When we experience relational trauma, relationships can feel scary, but reestablishing safety and trust in relationships is where the healing happens. (To be clear, we do not mean reestablishing safety and trust with abusers, but rather finding other healing relationships.) 

“When safety and trust had been established, people were able to connect with helpers. The nature of the behaviours of helpers that fostered healing ranged from small acts of kindness to unconditional love.”

  • “Moving from being wounded, through suffering to healing, is possible. It is facilitated by developing safe, trusting relationships and by positive reframing that moves through the weight of responsibility to the ability to respond.”
  • “Relationships with health professionals were among these but were not necessarily any more important to the healing journey than other kinds of helpers, which included family members, friends, spirituality and their God, pets, support groups, administrators, case workers and supervisors.”

Healing probably means different things to different people, but one definition that emerged from the study is: “The re-establishment of a sense of integrity and wholeness.” 
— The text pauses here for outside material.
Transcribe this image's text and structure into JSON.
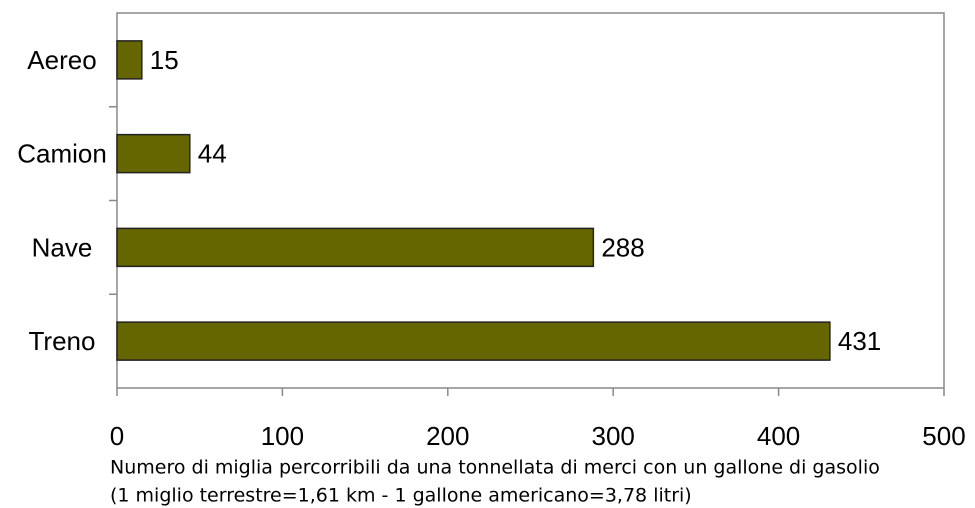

Healing was an emergent property that resulted from each individuals’ complex healing journey, a result of bridged connections between resources and relationships. “…they gradually found relief from suffering and began to exhibit emergent characteristics: a sense of hope, self-acceptance, and a desire to help others—the immediate precursors to healing.”

 In varying degrees, “they were able to transcend their suffering and in some sense to flourish.” 
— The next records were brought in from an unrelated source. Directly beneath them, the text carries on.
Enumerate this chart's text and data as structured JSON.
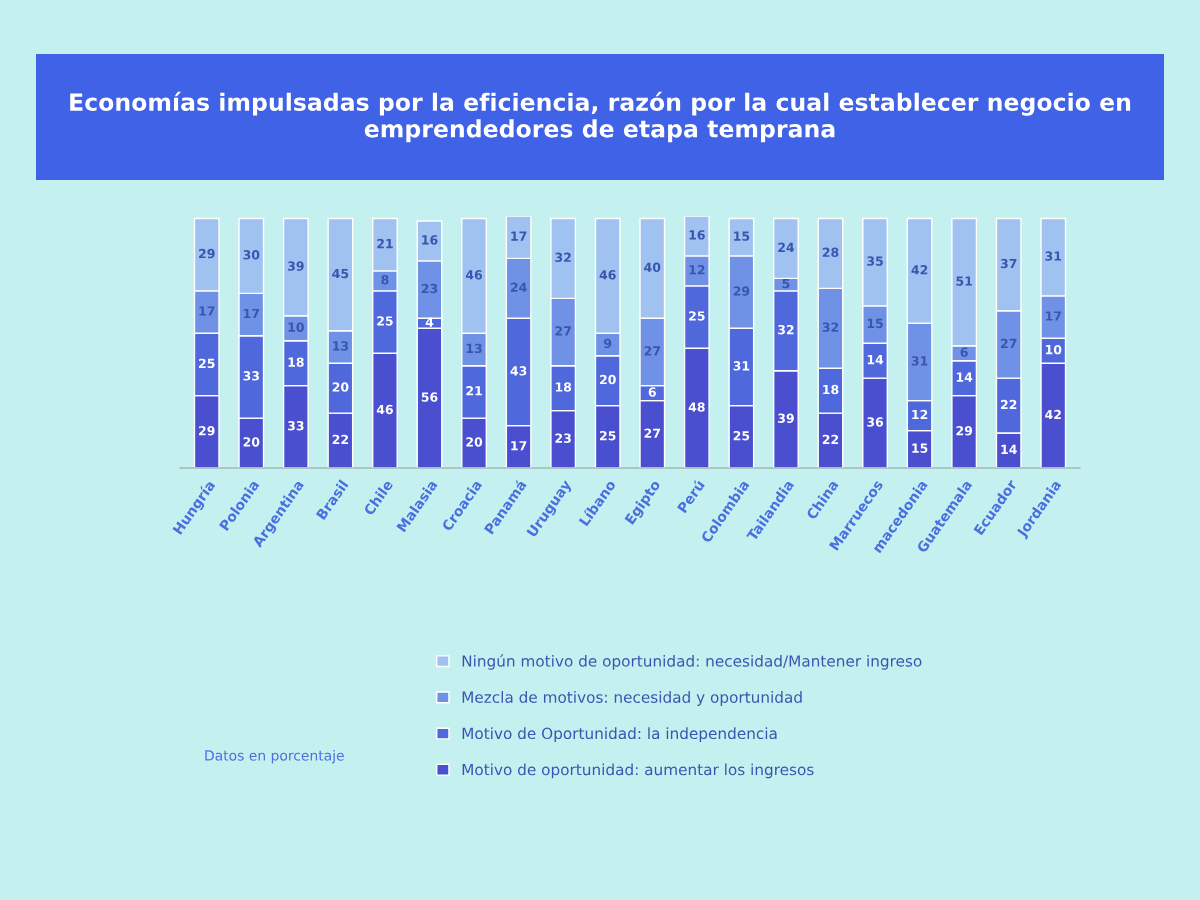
{
  "chart_data": {
    "type": "bar",
    "stacked": true,
    "data_labels": true,
    "legend": "bottom right",
    "grid": false,
    "title": "Economías impulsadas por la eficiencia, razón por la cual establecer negocio en emprendedores de etapa temprana",
    "annotations": [
      "Datos en porcentaje"
    ],
    "categories": [
      "Hungría",
      "Polonia",
      "Argentina",
      "Brasil",
      "Chile",
      "Malasia",
      "Croacia",
      "Panamá",
      "Uruguay",
      "Líbano",
      "Egipto",
      "Perú",
      "Colombia",
      "Tailandia",
      "China",
      "Marruecos",
      "macedonia",
      "Guatemala",
      "Ecuador",
      "Jordania"
    ],
    "series": [
      {
        "name": "Motivo de oportunidad: aumentar los ingresos",
        "color": "#4a4fcf",
        "values": [
          29,
          20,
          33,
          22,
          46,
          56,
          20,
          17,
          23,
          25,
          27,
          48,
          25,
          39,
          22,
          36,
          15,
          29,
          14,
          42
        ]
      },
      {
        "name": "Motivo de Oportunidad: la independencia",
        "color": "#4f68dc",
        "values": [
          25,
          33,
          18,
          20,
          25,
          4,
          21,
          43,
          18,
          20,
          6,
          25,
          31,
          32,
          18,
          14,
          12,
          14,
          22,
          10
        ]
      },
      {
        "name": "Mezcla de motivos: necesidad y oportunidad",
        "color": "#6f92e6",
        "values": [
          17,
          17,
          10,
          13,
          8,
          23,
          13,
          24,
          27,
          9,
          27,
          12,
          29,
          5,
          32,
          15,
          31,
          6,
          27,
          17
        ]
      },
      {
        "name": "Ningún motivo de oportunidad: necesidad/Mantener ingreso",
        "color": "#9fc2f0",
        "values": [
          29,
          30,
          39,
          45,
          21,
          16,
          46,
          17,
          32,
          46,
          40,
          16,
          15,
          24,
          28,
          35,
          42,
          51,
          37,
          31
        ]
      }
    ]
  }
}
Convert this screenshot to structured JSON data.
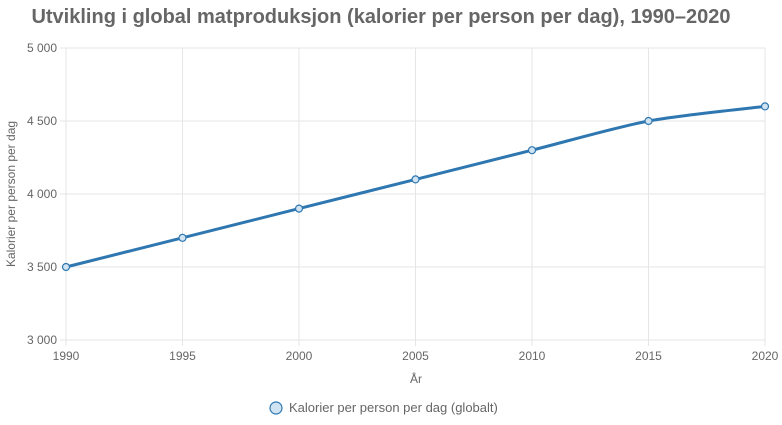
{
  "chart_data": {
    "type": "line",
    "title": "Utvikling i global matproduksjon (kalorier per person per dag), 1990–2020",
    "xlabel": "År",
    "ylabel": "Kalorier per person per dag",
    "x": [
      1990,
      1995,
      2000,
      2005,
      2010,
      2015,
      2020
    ],
    "x_tick_labels": [
      "1990",
      "1995",
      "2000",
      "2005",
      "2010",
      "2015",
      "2020"
    ],
    "ylim": [
      3000,
      5000
    ],
    "y_ticks": [
      3000,
      3500,
      4000,
      4500,
      5000
    ],
    "y_tick_labels": [
      "3 000",
      "3 500",
      "4 000",
      "4 500",
      "5 000"
    ],
    "series": [
      {
        "name": "Kalorier per person per dag (globalt)",
        "values": [
          3500,
          3700,
          3900,
          4100,
          4300,
          4500,
          4600
        ],
        "color": "#2f77b0",
        "point_fill": "#cfe3f2"
      }
    ],
    "grid": true,
    "legend_position": "bottom"
  }
}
  • Helping Others: We find meaning in helping others. “Understanding that suffering gives the strength and experience to help others in similar situations.”
  • Hope: We begin to have hope that we will not always feel this bad. A Crohn’s patient said, “I think gradually I realized that I was going to feel better. I did have days when I actually didn’t vomit, when I did feel better. And I think gradually I came to believe that maybe I could have a normal life again.”
  • Self-Acceptance: We see our inherent value and understand that we are not to blame for our suffering. A participant living with HIV said, “I’m really proud of myself. I think that now I still want to live. I don’t want to die, and I really love myself a lot. I have a lot of comfort in myself.”

Suffering is the ongoing pain from wounding. 
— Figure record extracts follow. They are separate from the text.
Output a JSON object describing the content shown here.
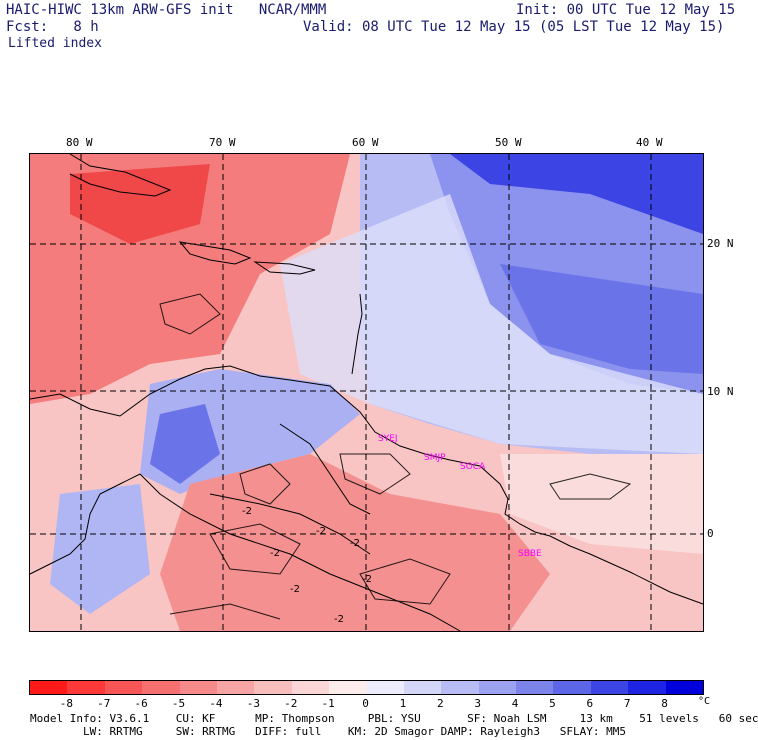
{
  "header": {
    "model_title": "HAIC-HIWC 13km ARW-GFS init   NCAR/MMM",
    "init": "Init: 00 UTC Tue 12 May 15",
    "fcst": "Fcst:   8 h",
    "valid": "Valid: 08 UTC Tue 12 May 15 (05 LST Tue 12 May 15)",
    "field": "Lifted index"
  },
  "map": {
    "lon_labels": [
      "80 W",
      "70 W",
      "60 W",
      "50 W",
      "40 W"
    ],
    "lat_labels": [
      "20 N",
      "10 N",
      "0"
    ],
    "stations": [
      "SYEJ",
      "SMJP",
      "SOCA",
      "SBBE"
    ],
    "contour_labels": [
      "-2",
      "-2",
      "-2",
      "-2",
      "-2",
      "-2",
      "-2"
    ]
  },
  "colorbar": {
    "labels": [
      "-8",
      "-7",
      "-6",
      "-5",
      "-4",
      "-3",
      "-2",
      "-1",
      "0",
      "1",
      "2",
      "3",
      "4",
      "5",
      "6",
      "7",
      "8"
    ],
    "unit": "°C",
    "colors": [
      "#ff1a1a",
      "#fc3838",
      "#f85656",
      "#f67070",
      "#f68a8a",
      "#f7a4a4",
      "#f8bebe",
      "#fad6d6",
      "#fcecec",
      "#ececfc",
      "#d4d6f8",
      "#b8bcf4",
      "#9ca2f0",
      "#7c84ea",
      "#5d66e6",
      "#3c44e4",
      "#1e24e2",
      "#0000dd"
    ]
  },
  "footer": {
    "line1": "Model Info: V3.6.1    CU: KF      MP: Thompson     PBL: YSU       SF: Noah LSM     13 km    51 levels   60 sec",
    "line2": "        LW: RRTMG     SW: RRTMG   DIFF: full    KM: 2D Smagor DAMP: Rayleigh3   SFLAY: MM5"
  }
}
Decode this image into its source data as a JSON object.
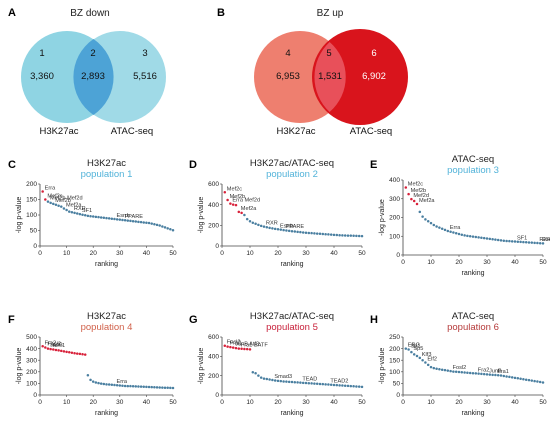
{
  "colors": {
    "light_blue": "#8fd4e3",
    "overlap_blue": "#4da3d6",
    "light_red": "#ee7f6f",
    "dark_red": "#d9141c",
    "overlap_red": "#e8505a",
    "dot_blue": "#4a7fa0",
    "dot_red": "#d8213a",
    "sub_blue": "#52b3d9",
    "sub_pop4": "#d1614a",
    "sub_pop5": "#c8203a",
    "sub_pop6": "#b53a3a"
  },
  "venns": [
    {
      "panel": "A",
      "title": "BZ down",
      "left_id": "1",
      "mid_id": "2",
      "right_id": "3",
      "left_count": "3,360",
      "mid_count": "2,893",
      "right_count": "5,516",
      "left_label": "H3K27ac",
      "right_label": "ATAC-seq"
    },
    {
      "panel": "B",
      "title": "BZ up",
      "left_id": "4",
      "mid_id": "5",
      "right_id": "6",
      "left_count": "6,953",
      "mid_count": "1,531",
      "right_count": "6,902",
      "left_label": "H3K27ac",
      "right_label": "ATAC-seq"
    }
  ],
  "chart_data": [
    {
      "panel": "C",
      "type": "scatter",
      "title": "H3K27ac",
      "subtitle": "population 1",
      "xlabel": "ranking",
      "ylabel": "-log p-value",
      "xlim": [
        0,
        50
      ],
      "ylim": [
        0,
        200
      ],
      "xticks": [
        0,
        10,
        20,
        30,
        40,
        50
      ],
      "yticks": [
        0,
        50,
        100,
        150,
        200
      ],
      "values": [
        176,
        150,
        143,
        139,
        136,
        133,
        130,
        127,
        121,
        116,
        111,
        109,
        107,
        105,
        103,
        101,
        99,
        97,
        96,
        95,
        94,
        93,
        92,
        91,
        90,
        89,
        88,
        87,
        86,
        85,
        84,
        83,
        82,
        81,
        80,
        79,
        78,
        77,
        76,
        75,
        74,
        72,
        70,
        68,
        66,
        63,
        60,
        57,
        54,
        51
      ],
      "highlight": [
        1,
        2
      ],
      "annotations": [
        {
          "rank": 1,
          "text": "Erra"
        },
        {
          "rank": 2,
          "text": "Mef2c"
        },
        {
          "rank": 3,
          "text": "Mef2b Mef2d"
        },
        {
          "rank": 5,
          "text": "Mef2b"
        },
        {
          "rank": 9,
          "text": "Mef2a"
        },
        {
          "rank": 12,
          "text": "RXR"
        },
        {
          "rank": 15,
          "text": "SF1"
        },
        {
          "rank": 28,
          "text": "Esrrb"
        },
        {
          "rank": 31,
          "text": "PPARE"
        }
      ]
    },
    {
      "panel": "D",
      "type": "scatter",
      "title": "H3K27ac/ATAC-seq",
      "subtitle": "population 2",
      "xlabel": "ranking",
      "ylabel": "-log p-value",
      "xlim": [
        0,
        50
      ],
      "ylim": [
        0,
        600
      ],
      "xticks": [
        0,
        10,
        20,
        30,
        40,
        50
      ],
      "yticks": [
        0,
        200,
        400,
        600
      ],
      "values": [
        520,
        445,
        410,
        400,
        395,
        330,
        320,
        300,
        260,
        240,
        225,
        215,
        205,
        195,
        188,
        182,
        176,
        170,
        166,
        162,
        158,
        154,
        150,
        146,
        143,
        140,
        137,
        134,
        131,
        128,
        126,
        124,
        122,
        120,
        118,
        116,
        114,
        112,
        110,
        108,
        106,
        104,
        103,
        102,
        101,
        100,
        99,
        98,
        97,
        95
      ],
      "highlight": [
        1,
        2,
        3,
        4,
        5,
        6,
        7
      ],
      "annotations": [
        {
          "rank": 1,
          "text": "Mef2c"
        },
        {
          "rank": 2,
          "text": "Mef2b"
        },
        {
          "rank": 3,
          "text": "Erra Mef2d"
        },
        {
          "rank": 6,
          "text": "Mef2a"
        },
        {
          "rank": 15,
          "text": "RXR"
        },
        {
          "rank": 20,
          "text": "Esrrb"
        },
        {
          "rank": 22,
          "text": "PPARE"
        }
      ]
    },
    {
      "panel": "E",
      "type": "scatter",
      "title": "ATAC-seq",
      "subtitle": "population 3",
      "xlabel": "ranking",
      "ylabel": "-log p-value",
      "xlim": [
        0,
        50
      ],
      "ylim": [
        0,
        400
      ],
      "xticks": [
        0,
        10,
        20,
        30,
        40,
        50
      ],
      "yticks": [
        0,
        100,
        200,
        300,
        400
      ],
      "values": [
        360,
        325,
        298,
        288,
        272,
        230,
        205,
        190,
        180,
        170,
        160,
        152,
        146,
        140,
        134,
        128,
        124,
        120,
        116,
        112,
        108,
        105,
        102,
        100,
        98,
        96,
        94,
        92,
        90,
        88,
        86,
        84,
        82,
        80,
        78,
        76,
        75,
        74,
        73,
        72,
        71,
        70,
        69,
        68,
        67,
        66,
        65,
        64,
        63,
        62
      ],
      "highlight": [
        1,
        2,
        3,
        4,
        5
      ],
      "annotations": [
        {
          "rank": 1,
          "text": "Mef2c"
        },
        {
          "rank": 2,
          "text": "Mef2b"
        },
        {
          "rank": 3,
          "text": "Mef2d"
        },
        {
          "rank": 5,
          "text": "Mef2a"
        },
        {
          "rank": 16,
          "text": "Erra"
        },
        {
          "rank": 40,
          "text": "SF1"
        },
        {
          "rank": 48,
          "text": "RXR"
        },
        {
          "rank": 49,
          "text": "Esrrb"
        }
      ]
    },
    {
      "panel": "F",
      "type": "scatter",
      "title": "H3K27ac",
      "subtitle": "population 4",
      "xlabel": "ranking",
      "ylabel": "-log p-value",
      "xlim": [
        0,
        50
      ],
      "ylim": [
        0,
        500
      ],
      "xticks": [
        0,
        10,
        20,
        30,
        40,
        50
      ],
      "yticks": [
        0,
        100,
        200,
        300,
        400,
        500
      ],
      "values": [
        420,
        410,
        400,
        395,
        392,
        388,
        385,
        380,
        376,
        372,
        368,
        364,
        360,
        357,
        354,
        351,
        348,
        170,
        130,
        115,
        108,
        102,
        98,
        95,
        92,
        90,
        88,
        86,
        84,
        82,
        80,
        78,
        77,
        76,
        75,
        74,
        73,
        72,
        71,
        70,
        69,
        68,
        67,
        66,
        65,
        64,
        63,
        62,
        61,
        60
      ],
      "highlight": [
        1,
        2,
        3,
        4,
        5,
        6,
        7,
        8,
        9,
        10,
        11,
        12,
        13,
        14,
        15,
        16,
        17
      ],
      "annotations": [
        {
          "rank": 1,
          "text": "Fra2"
        },
        {
          "rank": 2,
          "text": "Fosl2"
        },
        {
          "rank": 3,
          "text": "JunB"
        },
        {
          "rank": 4,
          "text": "AP-1"
        },
        {
          "rank": 28,
          "text": "Erra"
        }
      ]
    },
    {
      "panel": "G",
      "type": "scatter",
      "title": "H3K27ac/ATAC-seq",
      "subtitle": "population 5",
      "xlabel": "ranking",
      "ylabel": "-log p-value",
      "xlim": [
        0,
        50
      ],
      "ylim": [
        0,
        600
      ],
      "xticks": [
        0,
        10,
        20,
        30,
        40,
        50
      ],
      "yticks": [
        0,
        200,
        400,
        600
      ],
      "values": [
        510,
        500,
        495,
        490,
        485,
        480,
        478,
        476,
        474,
        472,
        235,
        225,
        200,
        180,
        170,
        165,
        160,
        155,
        150,
        146,
        143,
        140,
        138,
        136,
        134,
        132,
        130,
        128,
        126,
        124,
        122,
        120,
        118,
        116,
        114,
        112,
        110,
        108,
        106,
        104,
        102,
        100,
        98,
        96,
        94,
        92,
        90,
        88,
        86,
        84
      ],
      "highlight": [
        1,
        2,
        3,
        4,
        5,
        6,
        7,
        8,
        9,
        10
      ],
      "annotations": [
        {
          "rank": 1,
          "text": "Fosl2"
        },
        {
          "rank": 2,
          "text": "Fra2"
        },
        {
          "rank": 4,
          "text": "JunB Atf3"
        },
        {
          "rank": 6,
          "text": "Fra1 BATF"
        },
        {
          "rank": 18,
          "text": "Smad3"
        },
        {
          "rank": 28,
          "text": "TEAD"
        },
        {
          "rank": 38,
          "text": "TEAD2"
        }
      ]
    },
    {
      "panel": "H",
      "type": "scatter",
      "title": "ATAC-seq",
      "subtitle": "population 6",
      "xlabel": "ranking",
      "ylabel": "-log p-value",
      "xlim": [
        0,
        50
      ],
      "ylim": [
        0,
        250
      ],
      "xticks": [
        0,
        10,
        20,
        30,
        40,
        50
      ],
      "yticks": [
        0,
        50,
        100,
        150,
        200,
        250
      ],
      "values": [
        200,
        196,
        185,
        175,
        168,
        160,
        150,
        140,
        130,
        120,
        116,
        113,
        111,
        109,
        107,
        105,
        103,
        101,
        100,
        99,
        98,
        97,
        96,
        95,
        94,
        93,
        92,
        91,
        90,
        89,
        88,
        87,
        86,
        85,
        84,
        82,
        80,
        78,
        76,
        74,
        72,
        70,
        68,
        66,
        64,
        62,
        60,
        58,
        56,
        54
      ],
      "highlight": [],
      "annotations": [
        {
          "rank": 1,
          "text": "ERG"
        },
        {
          "rank": 2,
          "text": "Sp1"
        },
        {
          "rank": 3,
          "text": "Sp5"
        },
        {
          "rank": 6,
          "text": "Klf3"
        },
        {
          "rank": 8,
          "text": "Elf2"
        },
        {
          "rank": 17,
          "text": "Fosl2"
        },
        {
          "rank": 26,
          "text": "Fra2"
        },
        {
          "rank": 30,
          "text": "JunB"
        },
        {
          "rank": 33,
          "text": "Fra1"
        }
      ]
    }
  ]
}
There is some debate about whether people always experience suffering on the path to healing.

Wounding happens when we experience physical or emotional harm. It can stem from chronic illness or by physical or psychological trauma for which we do not have the tools to cope, or a combination of those factors. 

“The degree and quality of suffering experienced by each individual is framed by contextual factors that include personal characteristics, timing of their initial or ongoing wounding in the developmental life cycle and prior and current relationships.”

Characteristics: How predisposed someone may be to wounding/how many tools and resources someone may have to deal with trauma/illness.

Lifestages: Developmental timing plays an important role in the impact of trauma — young children often do not have the same resources as older adults.

Relationships: Relationships can provide solace and support for those suffering, while lack of healthy relationships can prolong suffering.